Example: Left Shifting Bits
unsigned int i = 0xF0F0; // 1111 0000 1111 0000
unsigned int left = 0xF0F0 | (1 << 10); // 1111 0100 1111 0000
In the above example, we have taken a '1' bit, shifted it 10 places to the left (placing it at the 11th bit from the end, since we start at bit 1!), and 'inserted' it into a pre-existing value with the "|" OR operator discussed above.
Shifting bits like this and 'inserting' them with the "|" OR operator is an exceptionally common task when working with embedded software (since you often need to manipulate individual bits to turn features on or off or to configure your peripherals).

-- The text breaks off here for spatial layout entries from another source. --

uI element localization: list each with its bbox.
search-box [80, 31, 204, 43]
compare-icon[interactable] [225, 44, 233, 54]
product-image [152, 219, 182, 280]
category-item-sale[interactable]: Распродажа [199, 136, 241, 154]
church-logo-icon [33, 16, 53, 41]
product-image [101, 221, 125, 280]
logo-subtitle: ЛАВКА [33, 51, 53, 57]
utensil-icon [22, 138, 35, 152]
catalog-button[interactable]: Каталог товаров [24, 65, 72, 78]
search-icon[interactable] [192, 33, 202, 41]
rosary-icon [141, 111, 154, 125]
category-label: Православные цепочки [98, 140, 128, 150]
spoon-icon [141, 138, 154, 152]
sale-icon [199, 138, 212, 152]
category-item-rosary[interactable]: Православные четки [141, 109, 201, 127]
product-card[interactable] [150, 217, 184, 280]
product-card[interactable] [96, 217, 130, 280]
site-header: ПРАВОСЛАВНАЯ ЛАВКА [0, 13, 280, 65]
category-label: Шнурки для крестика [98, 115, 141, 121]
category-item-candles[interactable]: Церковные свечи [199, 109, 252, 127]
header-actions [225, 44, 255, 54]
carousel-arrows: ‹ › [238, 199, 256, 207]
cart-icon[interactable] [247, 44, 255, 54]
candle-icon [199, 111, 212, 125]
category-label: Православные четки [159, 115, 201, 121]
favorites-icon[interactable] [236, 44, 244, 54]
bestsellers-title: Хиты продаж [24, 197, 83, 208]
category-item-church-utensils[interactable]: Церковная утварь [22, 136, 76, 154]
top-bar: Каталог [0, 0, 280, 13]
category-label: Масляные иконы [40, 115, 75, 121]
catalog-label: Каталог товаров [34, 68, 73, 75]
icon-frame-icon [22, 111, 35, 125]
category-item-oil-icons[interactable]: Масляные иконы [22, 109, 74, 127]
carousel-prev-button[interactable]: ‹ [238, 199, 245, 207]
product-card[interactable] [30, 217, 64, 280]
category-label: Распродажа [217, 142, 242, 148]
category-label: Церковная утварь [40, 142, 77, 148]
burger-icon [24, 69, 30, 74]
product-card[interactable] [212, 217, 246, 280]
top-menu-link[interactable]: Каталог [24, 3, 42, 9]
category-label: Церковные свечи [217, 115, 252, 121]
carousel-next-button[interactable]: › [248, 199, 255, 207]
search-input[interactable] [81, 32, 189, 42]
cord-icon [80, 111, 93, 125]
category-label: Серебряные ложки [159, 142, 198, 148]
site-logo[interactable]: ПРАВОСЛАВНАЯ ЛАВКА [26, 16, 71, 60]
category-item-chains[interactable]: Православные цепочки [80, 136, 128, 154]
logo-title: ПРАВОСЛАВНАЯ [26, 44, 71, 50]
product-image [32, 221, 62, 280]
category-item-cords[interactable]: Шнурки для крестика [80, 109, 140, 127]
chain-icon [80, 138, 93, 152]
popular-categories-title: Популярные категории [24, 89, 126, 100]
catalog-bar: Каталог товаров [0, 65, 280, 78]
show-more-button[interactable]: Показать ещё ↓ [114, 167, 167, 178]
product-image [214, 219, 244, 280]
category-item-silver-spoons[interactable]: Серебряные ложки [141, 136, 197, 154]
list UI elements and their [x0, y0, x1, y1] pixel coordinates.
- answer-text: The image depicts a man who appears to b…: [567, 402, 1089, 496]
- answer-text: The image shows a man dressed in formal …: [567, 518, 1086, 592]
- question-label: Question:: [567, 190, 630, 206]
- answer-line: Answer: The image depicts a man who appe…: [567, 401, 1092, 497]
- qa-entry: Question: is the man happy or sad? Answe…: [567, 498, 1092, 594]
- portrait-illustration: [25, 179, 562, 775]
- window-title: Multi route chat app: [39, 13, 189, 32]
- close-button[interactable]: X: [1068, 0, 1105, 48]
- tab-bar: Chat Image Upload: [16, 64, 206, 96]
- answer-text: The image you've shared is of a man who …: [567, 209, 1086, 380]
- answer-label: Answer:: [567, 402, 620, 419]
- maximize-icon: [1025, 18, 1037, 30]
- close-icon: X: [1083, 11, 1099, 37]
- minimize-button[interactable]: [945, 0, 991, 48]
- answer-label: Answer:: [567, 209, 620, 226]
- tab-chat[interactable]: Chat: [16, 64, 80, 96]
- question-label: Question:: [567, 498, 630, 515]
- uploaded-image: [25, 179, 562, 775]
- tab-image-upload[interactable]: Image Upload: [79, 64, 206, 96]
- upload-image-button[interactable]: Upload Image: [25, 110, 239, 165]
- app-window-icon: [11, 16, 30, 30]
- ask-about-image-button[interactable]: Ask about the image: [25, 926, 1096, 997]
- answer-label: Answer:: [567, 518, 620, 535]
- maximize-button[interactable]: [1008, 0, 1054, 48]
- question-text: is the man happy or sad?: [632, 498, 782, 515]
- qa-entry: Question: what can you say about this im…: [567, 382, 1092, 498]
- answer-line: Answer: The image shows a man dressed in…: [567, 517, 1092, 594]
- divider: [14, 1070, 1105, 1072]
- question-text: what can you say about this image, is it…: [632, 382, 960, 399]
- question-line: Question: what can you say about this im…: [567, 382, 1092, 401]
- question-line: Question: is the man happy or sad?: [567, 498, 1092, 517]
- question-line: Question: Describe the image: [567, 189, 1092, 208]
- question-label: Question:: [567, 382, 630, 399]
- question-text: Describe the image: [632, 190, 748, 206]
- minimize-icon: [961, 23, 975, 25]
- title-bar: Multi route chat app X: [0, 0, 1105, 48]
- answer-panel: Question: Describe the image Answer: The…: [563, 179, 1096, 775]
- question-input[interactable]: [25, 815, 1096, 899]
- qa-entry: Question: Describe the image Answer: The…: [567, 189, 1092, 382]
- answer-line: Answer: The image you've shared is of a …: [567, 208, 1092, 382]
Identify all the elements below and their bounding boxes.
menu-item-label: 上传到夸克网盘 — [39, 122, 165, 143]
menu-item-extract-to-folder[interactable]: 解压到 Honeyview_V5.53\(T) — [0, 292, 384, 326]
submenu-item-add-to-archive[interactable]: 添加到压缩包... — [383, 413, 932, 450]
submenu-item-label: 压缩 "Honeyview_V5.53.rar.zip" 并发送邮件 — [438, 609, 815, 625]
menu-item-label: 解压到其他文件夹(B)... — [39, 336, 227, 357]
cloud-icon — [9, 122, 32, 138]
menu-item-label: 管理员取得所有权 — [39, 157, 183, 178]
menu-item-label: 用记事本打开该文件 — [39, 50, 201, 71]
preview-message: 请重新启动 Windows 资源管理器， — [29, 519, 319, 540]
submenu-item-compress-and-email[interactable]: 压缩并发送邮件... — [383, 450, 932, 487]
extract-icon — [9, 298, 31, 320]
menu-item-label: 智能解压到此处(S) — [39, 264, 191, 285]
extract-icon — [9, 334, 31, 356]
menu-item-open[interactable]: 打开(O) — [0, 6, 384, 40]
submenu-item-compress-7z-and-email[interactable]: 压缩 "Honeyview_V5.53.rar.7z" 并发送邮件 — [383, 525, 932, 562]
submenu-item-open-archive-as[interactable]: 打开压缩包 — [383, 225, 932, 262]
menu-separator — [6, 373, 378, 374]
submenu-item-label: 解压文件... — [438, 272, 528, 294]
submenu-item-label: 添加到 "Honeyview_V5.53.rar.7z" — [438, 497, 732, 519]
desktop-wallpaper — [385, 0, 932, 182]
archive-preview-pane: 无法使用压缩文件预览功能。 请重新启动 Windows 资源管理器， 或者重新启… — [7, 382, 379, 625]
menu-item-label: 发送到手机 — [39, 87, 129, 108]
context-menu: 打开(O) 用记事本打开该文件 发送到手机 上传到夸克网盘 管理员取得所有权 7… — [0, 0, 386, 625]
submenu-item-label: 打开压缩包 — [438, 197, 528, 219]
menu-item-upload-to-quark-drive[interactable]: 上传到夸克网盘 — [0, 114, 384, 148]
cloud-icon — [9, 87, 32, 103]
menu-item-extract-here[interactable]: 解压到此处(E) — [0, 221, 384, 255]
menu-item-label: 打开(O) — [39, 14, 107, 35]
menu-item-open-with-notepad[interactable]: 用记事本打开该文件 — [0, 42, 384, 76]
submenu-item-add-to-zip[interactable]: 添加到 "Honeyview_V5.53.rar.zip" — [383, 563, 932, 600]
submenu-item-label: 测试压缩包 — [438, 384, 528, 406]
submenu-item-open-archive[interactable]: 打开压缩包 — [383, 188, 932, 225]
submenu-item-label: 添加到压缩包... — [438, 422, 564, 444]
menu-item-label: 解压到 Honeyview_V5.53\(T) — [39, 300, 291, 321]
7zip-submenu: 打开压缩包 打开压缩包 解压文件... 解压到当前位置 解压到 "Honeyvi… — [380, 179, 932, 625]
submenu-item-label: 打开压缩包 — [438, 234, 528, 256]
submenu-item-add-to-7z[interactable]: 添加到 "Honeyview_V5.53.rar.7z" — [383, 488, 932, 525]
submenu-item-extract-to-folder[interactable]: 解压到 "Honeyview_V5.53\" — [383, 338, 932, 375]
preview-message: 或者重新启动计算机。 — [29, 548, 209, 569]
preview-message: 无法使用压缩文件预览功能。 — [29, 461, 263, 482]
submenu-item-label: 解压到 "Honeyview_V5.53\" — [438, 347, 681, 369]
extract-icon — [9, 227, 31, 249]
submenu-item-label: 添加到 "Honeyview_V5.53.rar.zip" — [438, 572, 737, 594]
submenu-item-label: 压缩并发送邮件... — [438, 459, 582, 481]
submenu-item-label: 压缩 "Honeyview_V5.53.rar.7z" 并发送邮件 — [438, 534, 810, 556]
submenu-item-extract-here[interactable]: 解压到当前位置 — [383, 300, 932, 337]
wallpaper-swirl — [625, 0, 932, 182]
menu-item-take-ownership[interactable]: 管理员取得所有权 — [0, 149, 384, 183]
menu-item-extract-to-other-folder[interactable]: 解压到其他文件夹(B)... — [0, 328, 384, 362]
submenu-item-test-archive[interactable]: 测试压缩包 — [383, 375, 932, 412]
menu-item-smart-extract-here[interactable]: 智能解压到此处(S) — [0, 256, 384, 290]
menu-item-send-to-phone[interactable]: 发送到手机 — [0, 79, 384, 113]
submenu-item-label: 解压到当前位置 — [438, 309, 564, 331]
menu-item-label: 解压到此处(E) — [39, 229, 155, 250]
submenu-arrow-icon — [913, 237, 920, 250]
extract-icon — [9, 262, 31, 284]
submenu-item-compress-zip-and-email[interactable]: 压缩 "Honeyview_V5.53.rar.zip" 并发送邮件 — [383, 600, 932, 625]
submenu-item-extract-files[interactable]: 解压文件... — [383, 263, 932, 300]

As such, it's very important that you understand what these different operators means and how they function!
If you need to, you can also shift a set of values using hexadecimal, as follows:
unsigned int orig = 0xF0F0; // 1111 0000 1111 0000
unsigned int insert = 0x000A; // 0000 0000 0000 1010
unsigned int a = orig | (insert << 8); // 1111 1010 1111 0000
unsigned int b = orig | (insert << 6); // 1111 0010 1111 0000
You may have noticed in the last line of the example above that when we shifted the value only 6 places to the left, we ended up with 1111 0010 1111 0000 and not 1111 0010 1011 0000. The reason for this is because we are using an OR operator to combine the two values. To see the results different operators would have in this case, take a look at the following code and try to figure out why we end up with the results we have:
unsigned int orig = 0xF0F0; // 1111 0000 1111 0000
unsigned int insert = 0x000A; // 0000 0000 0000 1010
unsigned int OR = orig | (insert << 6); // 1111 0010 1111 0000
unsigned int AND = orig & (insert << 6); // 0000 0000 1000 0000
unsigned int XOR = orig ^ (insert << 6); // 1111 0010 0111 0000
The left shift operator isn't only useful for setting individual bits in a 32-bit value; it can also be used to 'read' a single bit from a larger value, as you can see in the following code:
unsigned long testValue = 0xFF00FF00;
// Check if the fifth bit is equal to 1 (hint: it isn't!)
if (testValue & (1 << 4))
{
// Fifth bit is equal to 1
}
else
{
// Fifth bit is equal to 0
}
Can you understand how this example code works? We are shifting a '1' bit 4 positions to the left (which will give us the following 32-bit value: 0000 0000 0000 0000 0000 0000 0001 0000). We are then 'comparing' this to our testValue with an & AND operator, which means that if bit 5 of our testValue is also 1 (as in the value we have just created), a '1' will be returned. If the values are different, the AND operator will fail and return 0.